Незнакомец, длинный и тощий, уже немолодой человек с тёмной, как у цыгана, кожей, носил высокую, причудливую остроконечную шляпу, а в левом ухе - тонкое золотое кольцо. Хотя одет он был как обычный подмастерье, в длинные льняные штаны, с тесаком на поясе, с узелком на ремешке через левое плечо.
- Приветствую, брат! - крикнул он.
- Приветствую, - сказал Крабат, зевая. - Откуда, куда?
- Оттуда - туда, - заметил незнакомец. - Отведи меня к своему мельнику!
- Он сидит в хозяйской комнате, - лениво отозвался Крабат. - Прямо налево, как войдёшь в сени, первая дверь - её не пропустишь.
Незнакомец оглядел Крабата с насмешливой улыбкой.
- Делай, что я сказал, брат, и отведи меня к нему!
Крабат почувствовал могучую силу, исходившую от незнакомца. Она принудила его подняться и показать дорогу, как тот потребовал.
Мельник сидел в хозяйской комнате, в торце стола. Он раздражённо поднял взгляд, когда Крабат ввёл внутрь незнакомого работника, но того, казалось, это не очень-то беспокоило.

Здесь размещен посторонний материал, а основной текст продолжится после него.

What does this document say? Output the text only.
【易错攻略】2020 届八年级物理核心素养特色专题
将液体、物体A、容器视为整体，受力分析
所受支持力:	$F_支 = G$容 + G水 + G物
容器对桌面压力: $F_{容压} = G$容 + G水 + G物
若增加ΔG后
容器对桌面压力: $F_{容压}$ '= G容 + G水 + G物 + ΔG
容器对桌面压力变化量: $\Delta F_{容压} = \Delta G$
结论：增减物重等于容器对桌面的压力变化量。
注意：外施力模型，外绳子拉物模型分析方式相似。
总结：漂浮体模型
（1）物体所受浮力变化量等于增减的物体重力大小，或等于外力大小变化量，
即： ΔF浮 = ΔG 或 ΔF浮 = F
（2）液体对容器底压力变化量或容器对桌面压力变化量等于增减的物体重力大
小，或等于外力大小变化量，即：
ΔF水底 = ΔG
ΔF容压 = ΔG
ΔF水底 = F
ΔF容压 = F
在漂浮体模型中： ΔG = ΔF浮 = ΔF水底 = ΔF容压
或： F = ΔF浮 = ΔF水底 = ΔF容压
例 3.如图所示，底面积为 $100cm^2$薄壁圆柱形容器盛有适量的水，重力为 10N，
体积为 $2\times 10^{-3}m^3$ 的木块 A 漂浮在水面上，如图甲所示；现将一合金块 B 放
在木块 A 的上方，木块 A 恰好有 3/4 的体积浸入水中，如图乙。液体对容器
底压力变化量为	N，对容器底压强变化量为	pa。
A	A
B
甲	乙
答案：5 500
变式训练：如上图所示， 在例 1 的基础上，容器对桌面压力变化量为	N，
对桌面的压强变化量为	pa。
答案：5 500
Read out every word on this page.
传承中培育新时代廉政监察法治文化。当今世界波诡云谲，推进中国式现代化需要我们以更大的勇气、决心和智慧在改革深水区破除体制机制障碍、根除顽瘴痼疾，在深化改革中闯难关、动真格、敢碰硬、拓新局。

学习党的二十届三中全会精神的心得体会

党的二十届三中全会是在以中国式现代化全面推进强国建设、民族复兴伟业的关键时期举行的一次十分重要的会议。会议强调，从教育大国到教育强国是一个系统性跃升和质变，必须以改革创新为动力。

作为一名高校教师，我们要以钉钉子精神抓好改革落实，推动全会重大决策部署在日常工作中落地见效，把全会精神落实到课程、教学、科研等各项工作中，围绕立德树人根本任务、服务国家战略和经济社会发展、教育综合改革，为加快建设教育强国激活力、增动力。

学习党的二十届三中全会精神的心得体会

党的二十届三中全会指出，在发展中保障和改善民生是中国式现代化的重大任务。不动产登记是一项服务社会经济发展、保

- Мир вам! - воскликнул он, приподнимая свою шляпу. - Я приветствую тебя, Мастер, и требую по обычаю гильдии еды на дорогу и постоя на одну ночь.
Мастер в своих обычных выражениях указал ему на дверь, незнакомец и не подумал уйти.
- С собаками, - сказал он, - это ты оставь - я знаю, что у тебя нет ни одной. Ты же позволишь?
Он уселся без дальнейших церемоний на стул, что стоял с другого краю стола. Крабат больше ничего не понимал. Как мог Мастер допустить такое! Он же должен был вскочить, выгнать незнакомца прочь - если потребуется, выставить его с побоями с мельницы... Почему он ничего не делал?
Без слов оба человека сидели один против другого и неотрывно смотрели друг на друга через стол, полные сдерживаемой злобы, будто каждый готов был в любой миг броситься с выхваченным ножом к горлу другого.
Снаружи прогремел первый гром - ещё далеко отсюда, глухой рокот, едва различимый.